My next bit of cleverness was to ‘track’ the tire’s path into the forest. If I could just find one bent over weed or cracked twig on a shrub then I could delineate the cone of the tire’s path. If I could find two signs of the tire’s path, then I’d have a line which I could simply follow it to its vulcanized rubber terminus. Well, I found a plant laying over that looked very promising. I got all excited and rejoiced in my cleverness only to be stumped as I moved downhill from the plant to realize that the wall of shrubs that the tired ‘must of’ rolled through had absolutely no sign of huge spare tire crashing through it. I realized that the plant was probably knocked by me from my earlier footsteps of the initial frenetic search. Cleverness was now 0 for 2.
When I finally calmed down enough to stop being so impulsive and clever, I started grid searching the area. Going back and forth in increments just large enough to be sure I would be able to spot a tire on either side of me. I found the tire in 20 minutes. Add that to the 40 minutes of me acting like an idiot, and it only took 1 hour to find the spare.

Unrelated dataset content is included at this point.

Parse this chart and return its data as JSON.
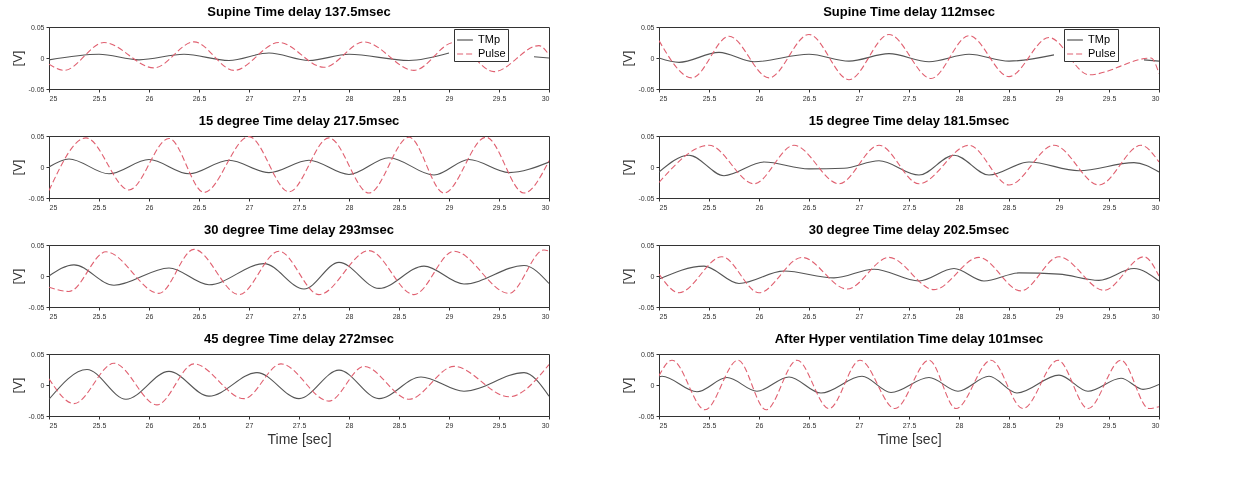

I got a flat 40 miles later.

Eagle or Bust!

It took me three tries to leave Iowa, and I still forgot the rye whiskey. Attempt number one occurred about 3pm on Saturday after spending the morning packing and filling out documents for the government. After about 30 minutes of driving north, I hung a hard left into that famous Iowa wind and the metal rack that fit over my truck started swaying back and forth. I pulled over to investigate, and it appeared that in attaching the rack to the truck we had overlooked two important points: one, the significant amount of weight and drag of the bikes and the rocket box. Two, we failed to anchor the front of the rack to the cab of the truck.

It felt like I was at a critical juncture; I was headed to Alaska, the frontier state of rugged, self sufficient individuals, I needed to be able fix this on my own. But, I had 3100 more miles of headwind in front of me, the last thing I wanted to was to find the entire rack, gas can and all, back down the highway after the duct tape wore off and the welds failed.

The decision to turn around pretty much made itself and I headed back to the farm, quite relieved. I was tired and didn’t really feel starting a road trip that day anyways. Wendell and I used some cross bars from the bike rack from the Camry and huge wood block to secure the rack to the cab of the truck. Wendell had just finished planting corn for the season, so we went out for pizza and beer to celebrate the combined victories.

The next morning I made it a quarter mile down the road before I realized I had left all the food and beer that Wendell had given me in the fridge. I turned around and loaded up the cooler, and on attempt number three, made it all the way to North Dakota before stopping for the evening, and remembering I had forgotten the whiskey.